We’re coasting through tropical waters—the sun is bright, the sky is blue, and the temperature is balmy—but Karyn Rogers (above), a microbial geochemist from the Carnegie Institute of Washington, is bundled up in a thick sweatshirt, pants, and a wooly hat.
This is because Karyn spends much of her time processing samples in the cold room, a refrigerated mini-lab kept at a chilly 4 degrees C.
Why the cold room? Karyn and her collaborators are looking at redox (reduction/oxidation) chemistry in the water surrounding and inside of deep-sea microbial mats. Redox-sensitive chemical ions, like ferrous iron (Fe 2+), tend to react quickly with oxygen when brought to the surface, causing key information about the biogeochemical system to disappear. The cold temperature slows down these reactions, allowing Karyn to capture the chemistry in a state that’s as close to in situ conditions as possible.

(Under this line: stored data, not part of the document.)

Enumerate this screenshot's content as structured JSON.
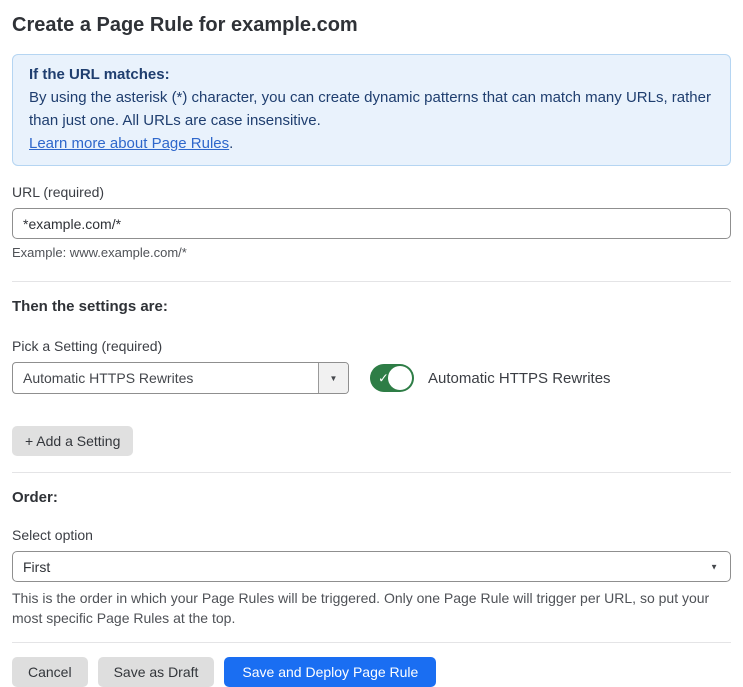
{
  "page": {
    "title": "Create a Page Rule for example.com"
  },
  "info_box": {
    "heading": "If the URL matches:",
    "body": "By using the asterisk (*) character, you can create dynamic patterns that can match many URLs, rather than just one. All URLs are case insensitive.",
    "link_text": "Learn more about Page Rules",
    "link_suffix": "."
  },
  "url_section": {
    "label": "URL (required)",
    "value": "*example.com/*",
    "example": "Example: www.example.com/*"
  },
  "settings_section": {
    "heading": "Then the settings are:",
    "picker_label": "Pick a Setting (required)",
    "selected_setting": "Automatic HTTPS Rewrites",
    "toggle_label": "Automatic HTTPS Rewrites",
    "toggle_state": "on",
    "add_button_label": "+ Add a Setting"
  },
  "order_section": {
    "heading": "Order:",
    "label": "Select option",
    "selected_option": "First",
    "help_text": "This is the order in which your Page Rules will be triggered. Only one Page Rule will trigger per URL, so put your most specific Page Rules at the top."
  },
  "footer": {
    "cancel_label": "Cancel",
    "save_draft_label": "Save as Draft",
    "deploy_label": "Save and Deploy Page Rule"
  },
  "icons": {
    "dropdown_arrow": "▼",
    "check": "✓"
  },
  "colors": {
    "accent_blue": "#1a6ef2",
    "info_bg": "#e9f2fc",
    "info_border": "#b5d5f2",
    "info_text": "#1f3e6f",
    "link_blue": "#2e67cb",
    "toggle_green": "#2e7d46",
    "button_gray": "#dedede"
  }
}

Although previous research has addressed other components of water chemistry at hydrothermal vents, most studies don’t look at redox-sensitive chemistry in these deep-sea environments precisely because it’s so difficult to process before it reacts with oxygen in the air. Samples come up from the seafloor in bulk rather than one at a time, meaning there’s always a mad rush to get everything processed before it’s too late.

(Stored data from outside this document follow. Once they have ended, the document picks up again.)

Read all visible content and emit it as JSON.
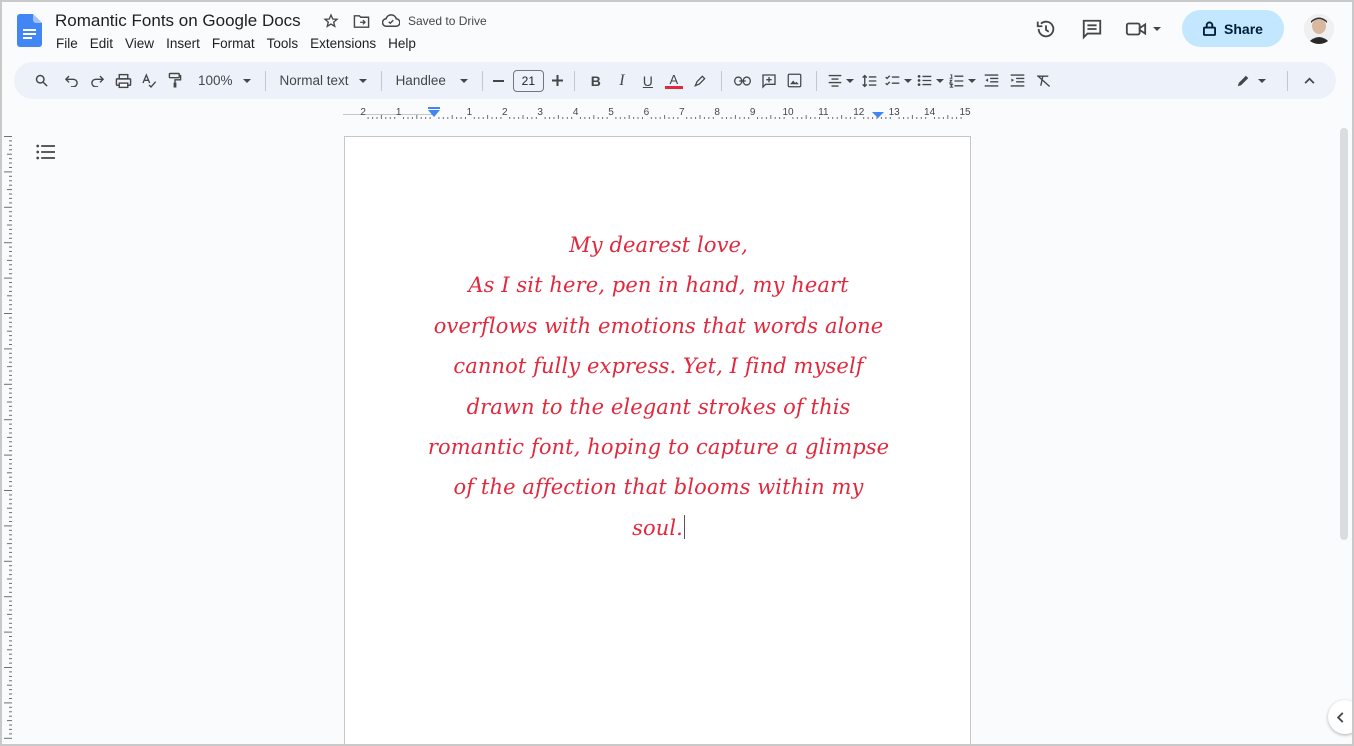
{
  "window": {
    "title": "Romantic Fonts on Google Docs",
    "save_status": "Saved to Drive"
  },
  "menu": [
    "File",
    "Edit",
    "View",
    "Insert",
    "Format",
    "Tools",
    "Extensions",
    "Help"
  ],
  "header_actions": {
    "share_label": "Share"
  },
  "toolbar": {
    "zoom": "100%",
    "style": "Normal text",
    "font": "Handlee",
    "font_size": "21"
  },
  "ruler": {
    "labels": [
      "2",
      "1",
      "1",
      "2",
      "3",
      "4",
      "5",
      "6",
      "7",
      "8",
      "9",
      "10",
      "11",
      "12",
      "13",
      "14",
      "15"
    ]
  },
  "document": {
    "lines": [
      "My dearest love,",
      "As I sit here, pen in hand, my heart",
      "overflows with emotions that words alone",
      "cannot fully express. Yet, I find myself",
      "drawn to the elegant strokes of this",
      "romantic font, hoping to capture a glimpse",
      "of the affection that blooms within my",
      "soul."
    ],
    "text_color": "#e2283d"
  },
  "colors": {
    "share_bg": "#c2e7ff",
    "toolbar_bg": "#edf2fa",
    "doc_blue": "#4285f4"
  }
}
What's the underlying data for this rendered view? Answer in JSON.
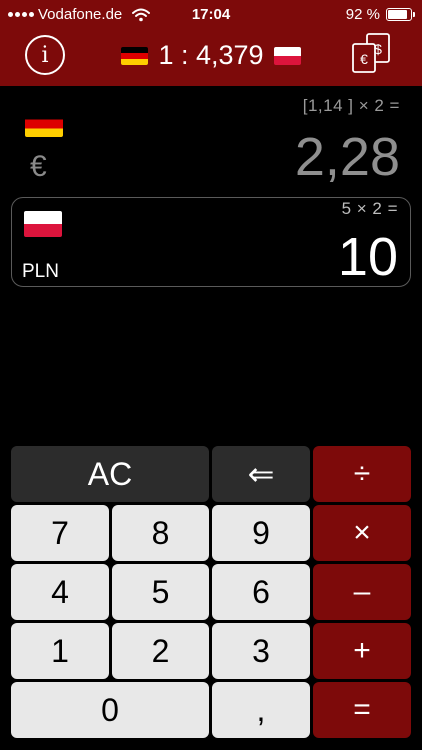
{
  "status_bar": {
    "carrier": "Vodafone.de",
    "time": "17:04",
    "battery_percent": "92 %",
    "battery_level": 0.92
  },
  "header": {
    "info_label": "i",
    "rate_text": "1 : 4,379",
    "from_flag": "germany-flag",
    "to_flag": "poland-flag",
    "exchange_icon": "euro-dollar-exchange-icon",
    "exchange_symbols": [
      "€",
      "$"
    ]
  },
  "source": {
    "currency_symbol": "€",
    "expression": "[1,14 ] × 2 =",
    "value": "2,28"
  },
  "target": {
    "currency_code": "PLN",
    "expression": "5 × 2 =",
    "value": "10"
  },
  "keypad": {
    "clear": "AC",
    "backspace": "⇐",
    "divide": "÷",
    "multiply": "×",
    "minus": "–",
    "plus": "+",
    "equals": "=",
    "decimal": ",",
    "digits": {
      "d0": "0",
      "d1": "1",
      "d2": "2",
      "d3": "3",
      "d4": "4",
      "d5": "5",
      "d6": "6",
      "d7": "7",
      "d8": "8",
      "d9": "9"
    }
  },
  "colors": {
    "accent": "#7d0a0a",
    "key_light": "#e8e8e8",
    "key_dark": "#2c2c2c",
    "background": "#000000"
  }
}
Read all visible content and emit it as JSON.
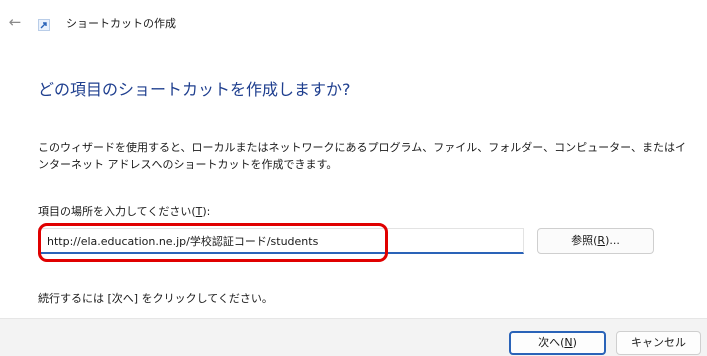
{
  "window": {
    "title": "ショートカットの作成",
    "back_icon": "arrow-left-icon",
    "app_icon": "shortcut-icon"
  },
  "heading": "どの項目のショートカットを作成しますか?",
  "description": "このウィザードを使用すると、ローカルまたはネットワークにあるプログラム、ファイル、フォルダー、コンピューター、またはインターネット アドレスへのショートカットを作成できます。",
  "location": {
    "label_text": "項目の場所を入力してください(",
    "label_mnemonic": "T",
    "label_suffix": "):",
    "value": "http://ela.education.ne.jp/学校認証コード/students"
  },
  "browse_button": {
    "text": "参照(",
    "mnemonic": "R",
    "suffix": ")..."
  },
  "hint": "続行するには [次へ] をクリックしてください。",
  "footer": {
    "next_button": {
      "text": "次へ(",
      "mnemonic": "N",
      "suffix": ")"
    },
    "cancel_button": "キャンセル"
  },
  "colors": {
    "accent": "#2a63b8",
    "heading": "#1f3f8f",
    "highlight": "#e00000",
    "footer_bg": "#f3f3f3"
  }
}
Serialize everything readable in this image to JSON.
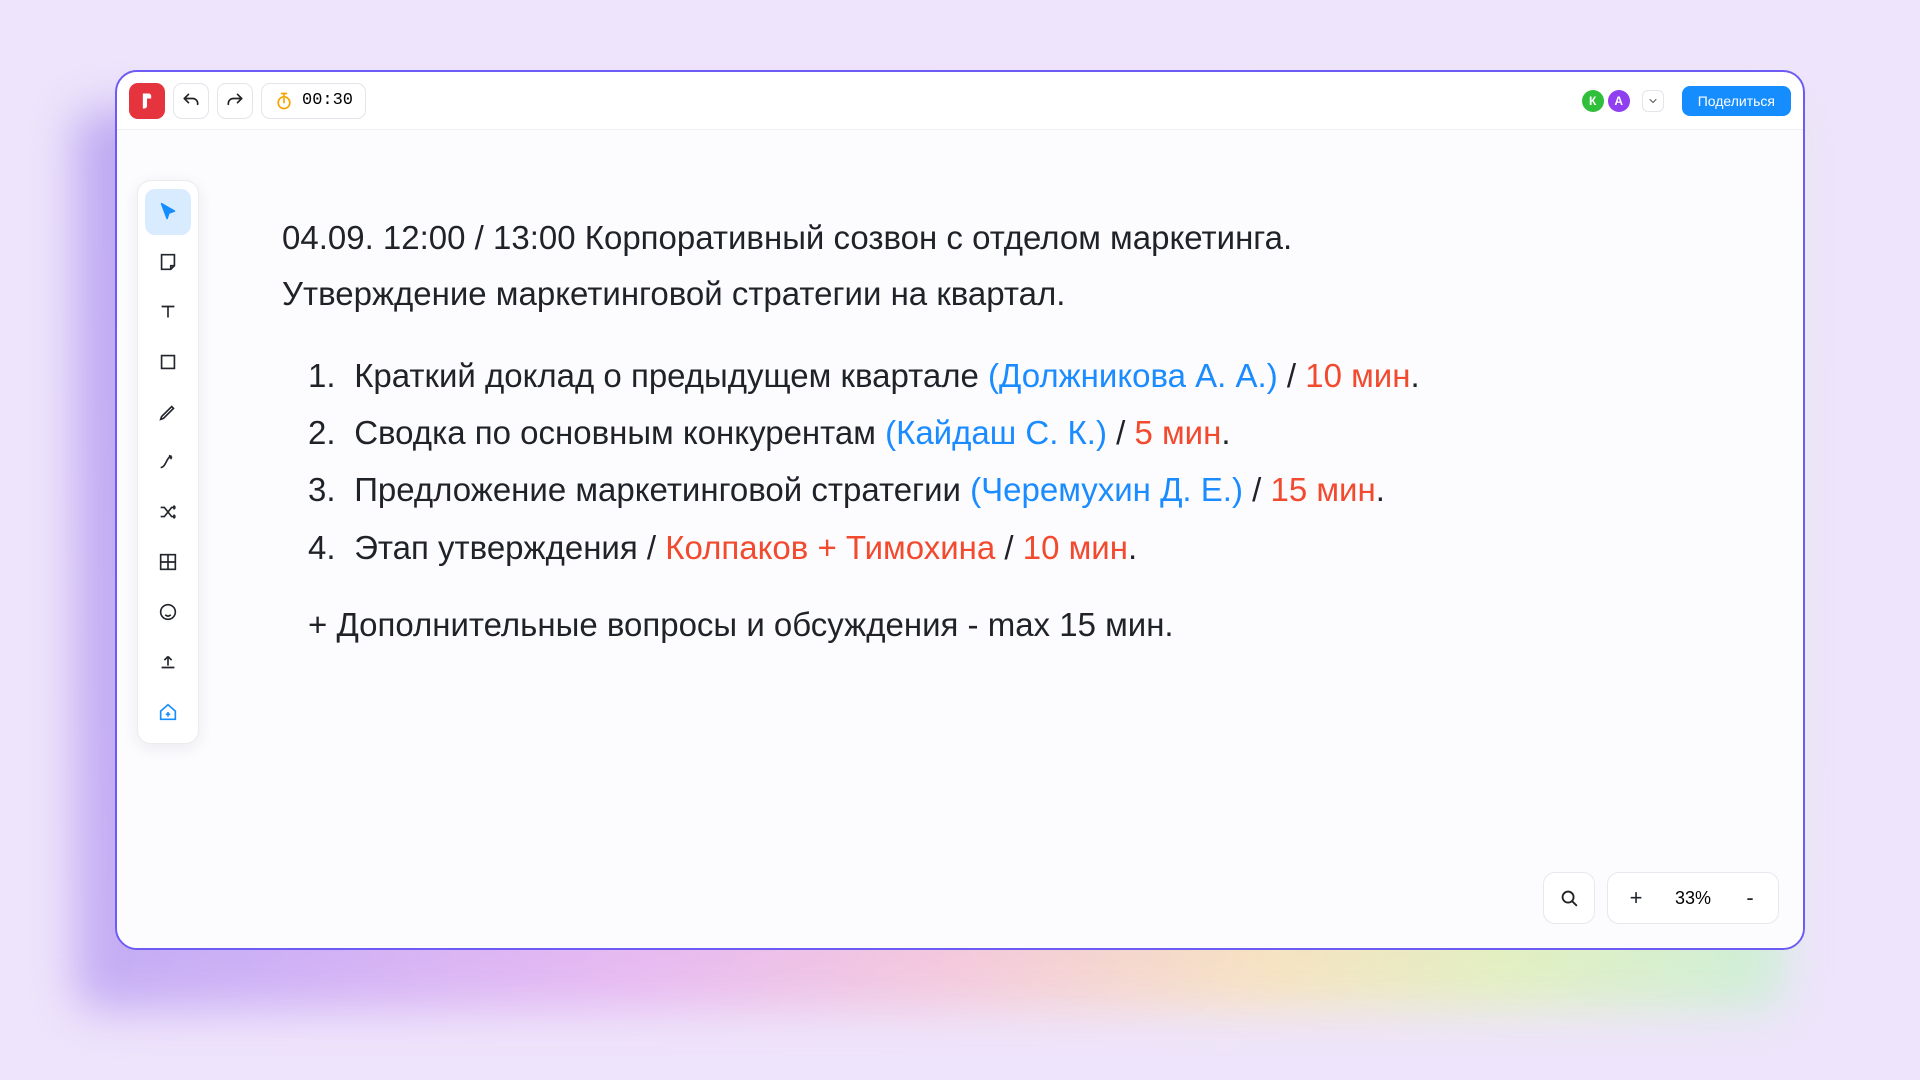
{
  "topbar": {
    "timer": "00:30",
    "avatars": [
      "К",
      "А"
    ],
    "share_label": "Поделиться"
  },
  "zoom": {
    "plus": "+",
    "level": "33%",
    "minus": "-"
  },
  "doc": {
    "heading_l1": "04.09. 12:00 / 13:00 Корпоративный созвон с отделом маркетинга.",
    "heading_l2": "Утверждение маркетинговой стратегии на квартал.",
    "items": [
      {
        "num": "1.",
        "text": "Краткий доклад о предыдущем квартале ",
        "paren_open": "(",
        "person": "Должникова А. А.",
        "paren_close": ")",
        "sep": " / ",
        "dur": "10 мин",
        "dot": "."
      },
      {
        "num": "2.",
        "text": "Сводка по основным конкурентам ",
        "paren_open": "(",
        "person": "Кайдаш С. К.",
        "paren_close": ")",
        "sep": " / ",
        "dur": "5 мин",
        "dot": "."
      },
      {
        "num": "3.",
        "text": "Предложение маркетинговой стратегии ",
        "paren_open": "(",
        "person": "Черемухин Д. Е.",
        "paren_close": ")",
        "sep": " / ",
        "dur": "15 мин",
        "dot": "."
      },
      {
        "num": "4.",
        "text": "Этап утверждения / ",
        "people_red": "Колпаков + Тимохина",
        "sep": " / ",
        "dur": "10 мин",
        "dot": "."
      }
    ],
    "extras": "+ Дополнительные вопросы и обсуждения - max 15 мин."
  }
}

But Karyn is willing to brave the cold temperatures and labor-intensive sample processing because redox chemistry is such a crucial component of the ecosystems that we’re here to study, where many of the microbes live by oxidizing ferrous iron from the hydrothermal vent waters. Karyn’s efforts (and heroic sacrifice of personal comfort) will help to develop a better understanding of the interplay between microbial diversity and geochemical diversity in extreme environments.